When my superior discusses routine matters with me (today it was the card-index), I am unable to look him in the eye for any length of time without showing, in spite of my best efforts, a trace of bitterness which causes his gaze or mine to shift.… So I resort to a more active defense and accelerate the zigzags of my own look, preferring to consider the line of his nose, his beard, and his cheeks.… 2
The penchant for precision and the pattern of dwelling on details and commenting on them confer on the fantastic narrative a harsh impression of reality. The result is a nightmare, but a nightmare so exact it conveys the feeling of something lived through, as in the dream recorded by Kafka in 1911. In this dream he moved through a number of rooms.
Perhaps I was going through a series of bedrooms. I remember a typical bed which stood on one side, to my left, against a sloping wall, as in an attic; dark or dirty, it had on top of it a low pile of sheets and bedspread which seemed to be only a heavy linen sheet and which tapered downward to the floor … 3
Inherent in this apparently ingenuous precision is the difference between a dream in which one believes and a dream in which one does not believe. Kafka’s painstaking description seems to prefigure far in advance the “anti-novel” school of French writers which came into existence around 1956, for even to report a dream, he practices exact delineation in minute detail.
To the left there was a full wall while to the right the wall was not complete: one could glimpse, down below, the court, although one could not see the bottom, toward which a gray, dilapidated stairway led by way of different landings.
Paradoxically, this attentiveness to objects or things only reinforces the impression of penetrating into a consciousness. The explanation is that we then participate in the petty activities of a consciousness which busies itself with seeing things.
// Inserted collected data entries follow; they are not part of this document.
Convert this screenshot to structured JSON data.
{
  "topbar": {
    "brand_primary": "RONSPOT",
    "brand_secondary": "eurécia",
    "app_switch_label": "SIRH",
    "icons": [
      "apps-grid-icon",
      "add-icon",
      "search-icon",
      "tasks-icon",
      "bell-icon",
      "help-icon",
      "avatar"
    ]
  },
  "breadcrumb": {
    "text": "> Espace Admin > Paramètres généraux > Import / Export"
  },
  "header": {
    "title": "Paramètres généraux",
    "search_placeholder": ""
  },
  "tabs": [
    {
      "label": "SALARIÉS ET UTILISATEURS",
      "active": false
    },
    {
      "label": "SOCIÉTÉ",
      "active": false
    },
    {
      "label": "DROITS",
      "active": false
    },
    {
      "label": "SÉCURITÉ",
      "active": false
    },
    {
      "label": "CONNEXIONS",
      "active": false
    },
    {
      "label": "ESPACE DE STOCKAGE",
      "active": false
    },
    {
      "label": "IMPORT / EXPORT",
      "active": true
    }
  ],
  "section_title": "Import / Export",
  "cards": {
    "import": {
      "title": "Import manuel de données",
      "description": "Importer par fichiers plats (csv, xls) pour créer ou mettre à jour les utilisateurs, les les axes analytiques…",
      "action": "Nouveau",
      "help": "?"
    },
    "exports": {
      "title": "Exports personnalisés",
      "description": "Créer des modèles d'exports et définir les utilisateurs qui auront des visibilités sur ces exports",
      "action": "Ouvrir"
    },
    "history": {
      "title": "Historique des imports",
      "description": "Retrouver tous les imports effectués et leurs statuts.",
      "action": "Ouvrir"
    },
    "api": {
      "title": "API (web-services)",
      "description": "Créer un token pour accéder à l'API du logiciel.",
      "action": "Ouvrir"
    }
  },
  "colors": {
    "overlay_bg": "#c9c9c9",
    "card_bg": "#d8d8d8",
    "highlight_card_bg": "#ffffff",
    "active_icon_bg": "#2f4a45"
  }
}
If Joseph K. is strikingly real in The Trial , this is because he is thinking not of his trial but of passageways, a door, the manner of opening a door. Furthermore, no Kafkan text reveals to us the soul of the hero or the feelings that he ought to have, but only his mind occupied by the things that surround him or by a thousand trivial designs. Kafka gives us the sensation of psychological life by speaking not of psychological life but of the objects by which it is aroused.